The Danger of Using Replication for Data Backup

I only get one chance every four years to write a blog post on February 29th. However, I am not writing this just to get something posted with a Feb 29 date. I want to warn you about a serious danger of using replication as a backup strategy. Replicating files or databases ensures that you have a secondary copy of your data in a different location in the event that your primary storage fails or is destroyed. The replicated data can be in an off-site location which adds some additional protection against disasters that may render your entire office or data-center unusable.

While replication protects data against many hardware and connectivity problems, there are many other hazards to your data that replication offers absolutely no protection for. Suppose your data is accidentally deleted or overwritten, which are common causes of data loss. Guess what? Your replicated data is also deleted or overwritten. What if a virus, malicious code, hacker, or other security problem affects your data? Your replicated data will almost certainly be affected in the same way. The fact is that replication does not protect against the most common causes of data loss.

Data replication is not a substitute for backup and recovery procedures. If data is important enough to be replicated then it also needs to be backed-up.

Mozy Pro Prices Increasing Dramatically

According to an Information Week article on Feb 27, EMC has announced new pricing for it's online backup service Mozy Pro. Under the new pricing a SOHO customer with 1 server and 10GB of data will increase from $8.95/mo to $24.95/mo. A 100GB customer will pay $224.50/mo, up from $89.50.

I am sure a lot of people are thinking that EMC is screwing up Mozy. I don't think we should blame EMC for this. Long before EMC came into the picture Mozy has been giving away free and dirt-cheap online backup accounts. This was a very effective marketing strategy for Mozy. They amassed a customer base in the hundreds of thousands, most paying nothing and others paying relatively small amounts. That business model can't be sustainable for the long-term. I think Mozy's plan from the onset was to build a big customer base with the free accounts, and then sell the company and make a ton of money for the management and VC investors. Seeing how EMC bought Mozy for $76M last fall, I would say they accomplished their goal.

EMC didn't buy Mozy to give away free accounts and dirt-cheap backup services. They probably don't have any intentions of selling the business either. I would have to believe that EMC intends to turn the Mozy business into a profit for their shareholders. I would also expect the other Mozy offerings to be adjusted with that goal in mind as well. Don't blame EMC for this, they are not the ones that created a business model that was designed to suck up market share and then sell the business.

Using Online Backup for Offsite Storage Needs

Magnetic tapes have been the preferred media for backing up data for about four decades.
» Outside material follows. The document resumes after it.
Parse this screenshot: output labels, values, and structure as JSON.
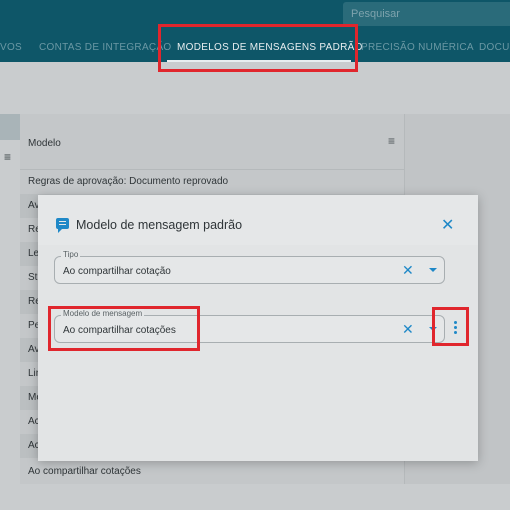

Tapes were used for backup when programs and data were stored on Hollerith punch cards. The tapes and machinery have changed many times over the years, but tape is still the most widely used backup media in 2008.

Over the past several years, many organizations have migrated toward disk-based backup systems. Disk-based systems are more reliable than tapes and they have become less expensive to own. Although there are clear advantages to disk-based backup systems, many organizations have large investments in tape backup hardware and media as well as software and processes. Some CIO's and IT directors are reluctant to scrap their investments in tape backup systems and convert over to disk-based systems. Disk-based backup has only recently become cost-effective and widely accepted, but it still does not have the long-term history that tape-based system have.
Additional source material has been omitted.